If we want meaningful inclusion throughout American society, then disability perspectives must be present at all decision-making tables in government. People with disabilities may need accommodations, but those should not be solely understood to mean separate or special treatment or programs or disability-related appointments.

 I recommend five things to build into your ongoing appointment process. 

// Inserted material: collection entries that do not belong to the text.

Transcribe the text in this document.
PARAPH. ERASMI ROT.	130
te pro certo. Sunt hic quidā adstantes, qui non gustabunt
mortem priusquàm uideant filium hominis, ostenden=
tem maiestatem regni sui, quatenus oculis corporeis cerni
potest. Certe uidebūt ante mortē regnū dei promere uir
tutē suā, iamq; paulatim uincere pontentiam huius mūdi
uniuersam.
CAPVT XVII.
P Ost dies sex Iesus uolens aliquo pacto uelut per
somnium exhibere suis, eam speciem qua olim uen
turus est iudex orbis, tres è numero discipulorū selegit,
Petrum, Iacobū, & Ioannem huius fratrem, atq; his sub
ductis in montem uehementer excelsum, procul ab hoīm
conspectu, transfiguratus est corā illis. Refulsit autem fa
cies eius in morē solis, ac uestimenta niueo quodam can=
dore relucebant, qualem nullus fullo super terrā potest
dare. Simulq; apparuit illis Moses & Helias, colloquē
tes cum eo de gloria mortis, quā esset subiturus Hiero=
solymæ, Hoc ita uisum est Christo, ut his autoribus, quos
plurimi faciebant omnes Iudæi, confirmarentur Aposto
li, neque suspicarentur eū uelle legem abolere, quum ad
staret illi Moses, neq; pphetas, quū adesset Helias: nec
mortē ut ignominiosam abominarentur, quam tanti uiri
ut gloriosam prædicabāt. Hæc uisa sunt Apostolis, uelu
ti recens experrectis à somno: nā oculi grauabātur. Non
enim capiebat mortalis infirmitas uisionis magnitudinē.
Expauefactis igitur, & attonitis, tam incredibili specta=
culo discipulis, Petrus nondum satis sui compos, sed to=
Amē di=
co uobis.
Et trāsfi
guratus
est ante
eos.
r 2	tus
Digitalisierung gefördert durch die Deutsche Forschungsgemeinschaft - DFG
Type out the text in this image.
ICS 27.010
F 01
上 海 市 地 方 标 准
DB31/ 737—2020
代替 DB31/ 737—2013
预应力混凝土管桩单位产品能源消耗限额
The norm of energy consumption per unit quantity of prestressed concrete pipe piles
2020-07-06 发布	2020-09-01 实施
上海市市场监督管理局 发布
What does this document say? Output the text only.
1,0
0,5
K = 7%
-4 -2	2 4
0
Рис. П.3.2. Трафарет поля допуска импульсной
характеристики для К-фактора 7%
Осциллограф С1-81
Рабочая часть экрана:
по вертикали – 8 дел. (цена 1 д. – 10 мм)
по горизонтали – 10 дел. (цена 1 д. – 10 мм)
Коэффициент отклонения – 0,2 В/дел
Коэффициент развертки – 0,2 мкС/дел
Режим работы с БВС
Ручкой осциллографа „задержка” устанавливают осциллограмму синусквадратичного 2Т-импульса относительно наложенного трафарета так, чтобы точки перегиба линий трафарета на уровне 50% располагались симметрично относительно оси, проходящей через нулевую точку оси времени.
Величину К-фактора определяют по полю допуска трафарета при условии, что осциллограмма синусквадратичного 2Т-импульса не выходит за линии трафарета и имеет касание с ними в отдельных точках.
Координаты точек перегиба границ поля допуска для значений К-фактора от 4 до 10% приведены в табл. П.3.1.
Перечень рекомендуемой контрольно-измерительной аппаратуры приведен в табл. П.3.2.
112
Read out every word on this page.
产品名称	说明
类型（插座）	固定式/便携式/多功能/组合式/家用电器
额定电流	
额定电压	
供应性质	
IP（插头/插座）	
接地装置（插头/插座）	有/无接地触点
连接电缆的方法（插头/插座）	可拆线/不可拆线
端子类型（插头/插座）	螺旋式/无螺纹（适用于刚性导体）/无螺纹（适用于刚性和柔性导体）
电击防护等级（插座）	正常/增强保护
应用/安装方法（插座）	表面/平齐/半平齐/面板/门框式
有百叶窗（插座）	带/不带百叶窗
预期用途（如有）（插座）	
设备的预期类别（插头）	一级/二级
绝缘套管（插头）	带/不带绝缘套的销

·      Consider qualified individuals with disabilities when filling positions in the Departments of Defense, State, Agriculture, Treasury, Transportation, Energy, and Interior as well as in the Departments of Education, Labor, Veteran Affairs and Health and Human Services

·      Consider people with disability perspectives for appointments to all kinds of input groups such as committees, boards, and commissions 

·      Ask all government leaders to promote and consider disability perspectives in hiring

·      Mount targeted recruitment campaigns by reaching out to disability organizations for qualified candidates

·      Recognize that disability perspectives are available to you from leaders in the disability community, everyday citizens with disabilities, and their parents, siblings, other relatives, friends, and advocates

 I know you and your administration are thoughtful and include persons with disabilities in any list you give referring to race, sex, gender and other characteristics. This is very important. But much more is needed and expected in this new chapter in American history that people with disabilities want to participate in writing. They have seen discrimination and fought against it. They have experienced abuse yet maintained their dignity. They have witnessed inequity and changed laws to overcome it. They have faced barriers to opportunities and access and knocked them down. They are represented in every subgroup in America, 60 million people wanting to contribute to a new, vibrant America where opportunity, choice, and prosperity are within reach of everyone. They know the need for and value of partnering with others. They accept compromise when diverse strategies lead to shared goals. They are patient and practical, respect facts, recognize honesty, they are smart and creative, and seek and offer respect. These people could and should flourish within and partner with your administration. The results of their full inclusion will mean greater speed of implementation and broader impact of the goals you have set for us to achieve together. You and the First Lady have direct experience with disability. Make sure others in your administration come to understand its value and use it to reflect an inclusive federal work force, a model for others to replicate.